In an interview Wednesday with The Standard, Axelrod suggested that ad and other attacks on San Francisco are part of a larger Republican playbook that will likely be deployed again between now and November 2024.
“I think cities, in general, are a target for Republicans, and San Francisco is a ripe target,” Axelrod said. “Yes, it's had a lot of problems, but, also, it's a cultural symbol. What did they always say about Nancy Pelosi? ‘A San Francisco liberal.’ So, it's been an epithet for a long time in the sort of culture wars.”
In his reelection campaign announcement, Biden noted GOP attacks on women’s reproductive rights, assaults on the LGBTQ+ community and efforts to roll back voting rights.
“Around the country, MAGA extremists are lining up to take on those bedrock freedoms,” Biden said. “Cutting Social Security that you’ve paid for your entire life while cutting taxes for the very wealthy. Dictating what health care decisions women can make. Banning books and telling people who they can love.”
In a panel discussion Wednesday at the 2024 Campaign Journalism Conference, hosted by the University of Chicago's Institute of Politics, Axelrod addressed the nation’s increasingly volatile culture wars with Reince Priebus and Tom Perez, the former chairs of the national Republican and Democratic parties, respectively.
“When [Biden] ran four years ago, he talked about a battle for the soul of our nation,” Perez said. “That battle continues.”
However, Priebus noted, taking on the culture war can be a double-edged sword for Republicans.
“Cultural issues are going to be on the ballot, and I think it's going to be important in swing battleground states. But they cut both ways,” Priebus said. “I mean, you can see it in suburban economies around parts of Milwaukee and Cleveland and Detroit. On one hand, you might win in some of those areas with suburban women in talking about good girls sports or parental rights in school. You know, I think we're winning on that issue. But then, 'Hey, we're going to go back to an 1849 law that bans abortion, including [in cases of the] life of the mother?' Well, now we've got a problem. So, those things cut both ways. But I don't think they're going anywhere.
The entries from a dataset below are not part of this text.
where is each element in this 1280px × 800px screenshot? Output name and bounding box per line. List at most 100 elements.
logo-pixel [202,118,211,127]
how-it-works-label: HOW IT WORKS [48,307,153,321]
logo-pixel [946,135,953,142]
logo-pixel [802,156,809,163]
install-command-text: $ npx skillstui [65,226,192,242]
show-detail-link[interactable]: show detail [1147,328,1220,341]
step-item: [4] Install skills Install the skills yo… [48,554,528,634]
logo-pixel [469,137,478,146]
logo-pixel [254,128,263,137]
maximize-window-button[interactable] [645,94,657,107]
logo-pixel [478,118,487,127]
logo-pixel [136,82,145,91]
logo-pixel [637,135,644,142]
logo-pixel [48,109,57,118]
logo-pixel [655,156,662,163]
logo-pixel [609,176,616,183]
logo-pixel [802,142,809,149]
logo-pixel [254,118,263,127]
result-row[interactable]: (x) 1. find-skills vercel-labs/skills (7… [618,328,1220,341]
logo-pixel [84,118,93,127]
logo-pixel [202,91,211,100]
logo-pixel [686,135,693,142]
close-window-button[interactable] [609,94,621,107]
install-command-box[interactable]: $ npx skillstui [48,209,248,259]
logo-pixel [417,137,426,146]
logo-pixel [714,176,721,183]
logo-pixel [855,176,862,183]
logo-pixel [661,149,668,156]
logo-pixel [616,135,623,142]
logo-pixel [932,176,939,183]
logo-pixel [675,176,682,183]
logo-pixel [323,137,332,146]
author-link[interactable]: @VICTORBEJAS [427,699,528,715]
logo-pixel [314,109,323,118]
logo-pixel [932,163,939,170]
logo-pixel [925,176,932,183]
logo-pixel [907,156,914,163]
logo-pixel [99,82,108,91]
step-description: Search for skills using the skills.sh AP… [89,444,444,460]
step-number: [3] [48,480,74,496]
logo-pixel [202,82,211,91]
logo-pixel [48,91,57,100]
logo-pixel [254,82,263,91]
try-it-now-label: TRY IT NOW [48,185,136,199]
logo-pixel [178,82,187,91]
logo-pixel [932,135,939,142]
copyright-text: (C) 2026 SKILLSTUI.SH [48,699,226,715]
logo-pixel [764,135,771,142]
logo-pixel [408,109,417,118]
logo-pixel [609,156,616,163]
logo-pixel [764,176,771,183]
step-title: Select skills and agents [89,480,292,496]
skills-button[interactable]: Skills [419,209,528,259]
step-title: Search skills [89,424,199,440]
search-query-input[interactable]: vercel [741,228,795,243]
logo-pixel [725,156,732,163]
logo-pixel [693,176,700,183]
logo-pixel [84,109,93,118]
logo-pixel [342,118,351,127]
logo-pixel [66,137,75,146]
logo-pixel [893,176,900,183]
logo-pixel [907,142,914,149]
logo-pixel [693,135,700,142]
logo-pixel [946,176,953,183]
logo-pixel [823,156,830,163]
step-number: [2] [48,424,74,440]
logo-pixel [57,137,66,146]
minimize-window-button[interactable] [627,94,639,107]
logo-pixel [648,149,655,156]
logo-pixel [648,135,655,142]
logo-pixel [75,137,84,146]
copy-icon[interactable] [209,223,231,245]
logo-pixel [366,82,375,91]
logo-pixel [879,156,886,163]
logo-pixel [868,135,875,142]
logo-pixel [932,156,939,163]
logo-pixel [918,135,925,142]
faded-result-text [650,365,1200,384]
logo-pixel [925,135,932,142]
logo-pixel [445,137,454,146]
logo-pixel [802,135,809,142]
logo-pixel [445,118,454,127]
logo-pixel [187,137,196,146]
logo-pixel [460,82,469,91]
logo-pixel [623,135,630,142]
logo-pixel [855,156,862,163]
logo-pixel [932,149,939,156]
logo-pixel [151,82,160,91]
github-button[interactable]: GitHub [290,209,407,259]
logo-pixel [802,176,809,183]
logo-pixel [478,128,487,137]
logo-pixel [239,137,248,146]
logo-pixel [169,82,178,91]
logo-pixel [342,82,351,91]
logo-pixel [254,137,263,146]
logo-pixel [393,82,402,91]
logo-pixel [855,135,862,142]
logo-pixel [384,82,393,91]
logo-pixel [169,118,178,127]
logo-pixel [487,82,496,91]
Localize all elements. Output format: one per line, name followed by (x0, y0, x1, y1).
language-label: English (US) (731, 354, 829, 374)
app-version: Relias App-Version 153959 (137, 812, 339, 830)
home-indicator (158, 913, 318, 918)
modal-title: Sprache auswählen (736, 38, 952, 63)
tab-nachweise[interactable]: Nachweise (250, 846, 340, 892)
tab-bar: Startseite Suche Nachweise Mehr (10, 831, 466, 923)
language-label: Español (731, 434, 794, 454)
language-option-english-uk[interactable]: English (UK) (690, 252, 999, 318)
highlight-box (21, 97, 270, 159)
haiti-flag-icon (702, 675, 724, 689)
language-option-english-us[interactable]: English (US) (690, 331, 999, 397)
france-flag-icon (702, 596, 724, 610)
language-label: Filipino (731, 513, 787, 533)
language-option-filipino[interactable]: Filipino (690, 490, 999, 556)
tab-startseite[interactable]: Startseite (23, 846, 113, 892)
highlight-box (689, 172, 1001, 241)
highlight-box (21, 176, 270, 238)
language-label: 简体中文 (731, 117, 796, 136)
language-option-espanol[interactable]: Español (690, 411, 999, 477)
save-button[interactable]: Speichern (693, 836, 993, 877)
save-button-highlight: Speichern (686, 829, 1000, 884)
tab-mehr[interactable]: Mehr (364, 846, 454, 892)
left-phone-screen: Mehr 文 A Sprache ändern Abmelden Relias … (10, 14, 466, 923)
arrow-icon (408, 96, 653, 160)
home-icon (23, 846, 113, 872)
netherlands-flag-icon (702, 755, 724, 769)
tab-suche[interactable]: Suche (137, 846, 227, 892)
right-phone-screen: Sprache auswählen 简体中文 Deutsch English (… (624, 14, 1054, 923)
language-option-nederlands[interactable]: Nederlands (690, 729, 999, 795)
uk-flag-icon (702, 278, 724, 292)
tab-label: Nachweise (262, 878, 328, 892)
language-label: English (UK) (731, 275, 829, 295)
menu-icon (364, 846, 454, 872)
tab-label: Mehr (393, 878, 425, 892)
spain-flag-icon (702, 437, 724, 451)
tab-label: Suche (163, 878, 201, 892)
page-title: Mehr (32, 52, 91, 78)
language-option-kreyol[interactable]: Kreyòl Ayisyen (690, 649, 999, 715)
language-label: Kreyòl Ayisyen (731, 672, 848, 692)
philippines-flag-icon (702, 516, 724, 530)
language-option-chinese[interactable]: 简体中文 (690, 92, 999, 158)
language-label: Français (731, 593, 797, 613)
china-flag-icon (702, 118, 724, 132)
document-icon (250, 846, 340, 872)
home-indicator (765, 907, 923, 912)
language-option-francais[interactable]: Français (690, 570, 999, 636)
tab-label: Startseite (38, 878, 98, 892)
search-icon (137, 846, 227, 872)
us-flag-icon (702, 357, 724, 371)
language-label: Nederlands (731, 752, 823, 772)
I think [cultural issues] are going to be a big part of the campaign.”
So far, no prominent Democrats have stepped forward to challenge Biden, while frontrunners for the GOP include former President Donald Trump and Florida Gov. Ron DeSantis, the latter of whom has made culture wars a centerpiece of his time as governor. He recently signed a law to ban all abortions after six weeks and started a war with Disney, one of the largest and most beloved companies in his state.
Gavin Newsom, a former mayor of San Francisco and the current governor of California, is one of the most notable Democrats to embrace the culture wars. He recently took his family on a tour of the South to aggressively attack DeSantis and Texas Gov. Greg Abbott on issues like women’s reproductive rights and the removal of LGBTQ+ rights.
Unlike Trump, DeSantis has yet to announce he’s running for president, but he has conducted his own listening tours that signal an announcement could be coming, Axelrod said.
“DeSantis did a little tour and met with police unions in like four different cities, and Chicago was one of those cities—met with them outside of Chicago,” he said. “But, yeah, I think San Francisco is going to find its way into [the 2024 presidential election].”